Being a physicist in the 21st century is not bad at all. Especially if you work at CERN. This is the case with Chiara, who became a CERNie 15 years ago.
She is delighted with the place and time she is in, but, if it were possible, she would be interested in spending some time in the past when everything was still undiscovered. Also because at that time a physicist was involved in a whole experiment, learning from A to Z about a project, not just being a small part of it, and working glued to a computer.
Chiara, who was born in Biella, a small village in northern Italy, studied physics at the Università degli Studi di Milano. After her master’s thesis on applied superconductivity, she landed at CERN to do her PhD, which completely changed her career path: from superconductivity to accelerator physics.
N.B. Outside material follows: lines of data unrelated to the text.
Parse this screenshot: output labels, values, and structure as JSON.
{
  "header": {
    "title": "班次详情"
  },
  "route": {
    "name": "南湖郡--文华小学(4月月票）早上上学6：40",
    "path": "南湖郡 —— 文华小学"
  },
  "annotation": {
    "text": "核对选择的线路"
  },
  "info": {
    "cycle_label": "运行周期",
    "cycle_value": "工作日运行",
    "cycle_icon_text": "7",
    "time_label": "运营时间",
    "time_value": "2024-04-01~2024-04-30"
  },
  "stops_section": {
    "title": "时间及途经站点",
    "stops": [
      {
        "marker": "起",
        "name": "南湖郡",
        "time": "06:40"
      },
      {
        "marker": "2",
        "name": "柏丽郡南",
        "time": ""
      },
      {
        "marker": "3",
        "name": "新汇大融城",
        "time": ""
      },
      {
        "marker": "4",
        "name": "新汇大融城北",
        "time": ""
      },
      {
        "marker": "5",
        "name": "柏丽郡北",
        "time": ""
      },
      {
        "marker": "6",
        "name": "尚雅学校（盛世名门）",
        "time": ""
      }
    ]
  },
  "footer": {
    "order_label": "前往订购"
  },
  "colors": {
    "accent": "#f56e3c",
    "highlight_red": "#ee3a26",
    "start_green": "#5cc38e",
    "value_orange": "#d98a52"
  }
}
Her first five years as a CERNie were in the collimation team. Then she moved to the accelerator beam transfer group, where she is still now. She is also responsible for WP14 of the HL-LHC project, but project management is not her favorite piece of work.
What Chiara really likes is the study part, the supervision and the collaboration. She enjoys working with the different engineers and other physicists. “Essentially, I like what I can learn from, and I do it in exchanges with my colleagues and also with my students”.
For Chiara, beauty is connected to nature. “Nature in general and, especially, everything that is enormous, such as mountains, icebergs, oceans…”. And nature is linked to her dreams as she would love to be a National Geographic photographer. To spend her time in the middle of nowhere, trying to take the best picture of an animal doing something special, unexpected.
In her novel, La strada che va in città, the Italian writer and activist, Natalia Ginzburg, wrote that “memory is loving and is never casual. It is rooted in our own lives and that is why its choice is never casual, but always passionate and imperative”. Chiara agrees partially because she still has hope that we have something completely random in our lives.
“I like to think that we have a little bit of serendipity that is taking us somewhere that is not yet defined”. Because there are still many places waiting to be discovered. And many questions looking forward to having an answer.
Because, after all, it is not so bad to be a physicist these days.